Fishermen, Restorative Justice
Kata kunci:
Konflik Sumber Daya Alam Timah, Penambang dan Nelayan, Keadilan Restorasi
Corresponding Author:
Syafri Hariansah, E-mail: [email protected]
DOI:
10.24843/JMHU.2023.v12.i01.p 12.
Abstract
This research examines the implementation of restorative justice approach in resolving conflicts between fishermen and miners in the natural resources sector in Bangka Belitung, Indonesia. The study aims to explore the effectiveness of restorative justice in comparison to the formal legal system in resolving these conflicts. Data was collected through interviews with fishermen, miners, and relevant stakeholders involved in the conflict resolution process. The findings indicate that restorative justice has several advantages over the formal legal system, including greater participation of the parties involved, increased communication, and a focus on repairing harm rather than punishing offenders. The results also highlight the importance of community involvement in the conflict resolution process and the need for improved education and awareness of restorative justice approaches among stakeholders. The study concludes that restorative justice can be a valuable tool in resolving conflicts in the natural resources sector and recommends further research to explore its potential in other contexts.
Abstrak
Penelitian ini mengeksplorasi implementasi pendekatan keadilan restoratif dalam menyelesaikan konflik antara nelayan dan penambang di sektor sumber daya alam di Bangka Belitung, Indonesia. Tujuan dari penelitian ini adalah untuk mengeksplorasi efektivitas keadilan restoratif dalam membandingkan dengan sistem hukum formal dalam menyelesaikan konflik tersebut. Data dikumpulkan melalui wawancara dengan nelayan, penambang, dan pemangku kepentingan terkait dalam proses penyelesaian konflik. Temuan penelitian menunjukkan bahwa keadilan restoratif memiliki beberapa keuntungan dibandingkan dengan sistem hukum formal, termasuk partisipasi yang lebih besar dari pihak yang terlibat, peningkatan komunikasi, dan fokus pada perbaikan kerusakan daripada menghukum pelaku. Hasil penelitian juga menyoroti pentingnya keterlibatan masyarakat dalam proses penyelesaian konflik dan perlunya peningkatan pendidikan dan kesadaran terhadap pendekatan keadilan restoratif di kalangan pemangku kepentingan.

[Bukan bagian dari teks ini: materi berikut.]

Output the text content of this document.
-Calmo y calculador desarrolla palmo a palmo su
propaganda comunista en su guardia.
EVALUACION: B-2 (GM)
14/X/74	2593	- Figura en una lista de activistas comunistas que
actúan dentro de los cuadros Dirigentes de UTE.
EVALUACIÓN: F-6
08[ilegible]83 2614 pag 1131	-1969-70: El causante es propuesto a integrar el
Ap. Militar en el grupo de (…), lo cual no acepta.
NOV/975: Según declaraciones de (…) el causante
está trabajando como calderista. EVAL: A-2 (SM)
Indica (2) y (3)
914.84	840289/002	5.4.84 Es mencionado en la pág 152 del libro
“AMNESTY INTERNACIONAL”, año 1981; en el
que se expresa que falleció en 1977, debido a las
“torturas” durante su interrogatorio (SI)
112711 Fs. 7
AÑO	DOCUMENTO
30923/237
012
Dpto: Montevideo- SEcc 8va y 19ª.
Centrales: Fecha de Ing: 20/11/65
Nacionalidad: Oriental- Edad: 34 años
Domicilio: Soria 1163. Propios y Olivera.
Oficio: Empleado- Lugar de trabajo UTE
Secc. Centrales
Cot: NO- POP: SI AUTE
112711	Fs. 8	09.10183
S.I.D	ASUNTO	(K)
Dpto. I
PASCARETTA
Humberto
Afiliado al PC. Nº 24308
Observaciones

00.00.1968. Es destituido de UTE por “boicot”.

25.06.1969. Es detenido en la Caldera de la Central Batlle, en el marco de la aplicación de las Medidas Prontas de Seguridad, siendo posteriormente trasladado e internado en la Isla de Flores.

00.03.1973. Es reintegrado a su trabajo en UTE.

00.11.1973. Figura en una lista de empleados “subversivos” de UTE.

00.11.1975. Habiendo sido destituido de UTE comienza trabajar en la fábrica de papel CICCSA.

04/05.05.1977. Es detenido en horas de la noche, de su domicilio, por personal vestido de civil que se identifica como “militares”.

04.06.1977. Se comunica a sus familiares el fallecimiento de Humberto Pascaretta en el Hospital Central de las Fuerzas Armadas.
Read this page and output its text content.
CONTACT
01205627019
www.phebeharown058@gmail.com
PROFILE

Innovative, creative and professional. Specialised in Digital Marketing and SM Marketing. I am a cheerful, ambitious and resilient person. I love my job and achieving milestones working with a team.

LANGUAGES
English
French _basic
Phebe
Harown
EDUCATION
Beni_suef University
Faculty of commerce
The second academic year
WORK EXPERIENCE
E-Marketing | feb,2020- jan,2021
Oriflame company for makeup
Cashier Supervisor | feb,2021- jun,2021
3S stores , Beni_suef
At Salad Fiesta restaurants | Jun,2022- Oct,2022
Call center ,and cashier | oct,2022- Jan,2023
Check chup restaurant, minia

Penelitian ini menyimpulkan bahwa keadilan restoratif dapat menjadi alat yang berharga dalam menyelesaikan
konflik di sektor sumber daya alam dan merekomendasikan penelitian lebih lanjut untuk mengeksplorasi potensinya dalam konteks lain.
Bangka Belitung merupakan provinsi di Indonesia yang memiliki cadangan timah terbesar di dunia. Sayangnya, eksploitasi tambang timah berdampak negatif pada lingkungan dan sumber daya laut serta merugikan para nelayan di sekitar wilayah tersebut. Penambangan timah di Bangka Belitung dilakukan oleh perusahaan tambang besar dan juga oleh para penambang kecil yang menggunakan metode penambangan tradisional yang cenderung merusak lingkungan.1 Selain itu, para penambang kecil sering kali menggunakan bahan kimia berbahaya dalam proses penambangan yang tidak terkontrol, sehingga mengakibatkan kerusakan pada lingkungan dan kesehatan manusia.
Disatu sisi, para nelayan di Bangka Belitung menggantungkan hidup mereka dari hasil tangkapan di laut. Namun, penambangan timah yang tidak terkontrol telah menyebabkan kerusakan pada terumbu karang dan biota laut, sehingga hasil tangkapan para nelayan semakin menurun. Hal ini telah memicu protes dan konflik antara nelayan dan para penambang.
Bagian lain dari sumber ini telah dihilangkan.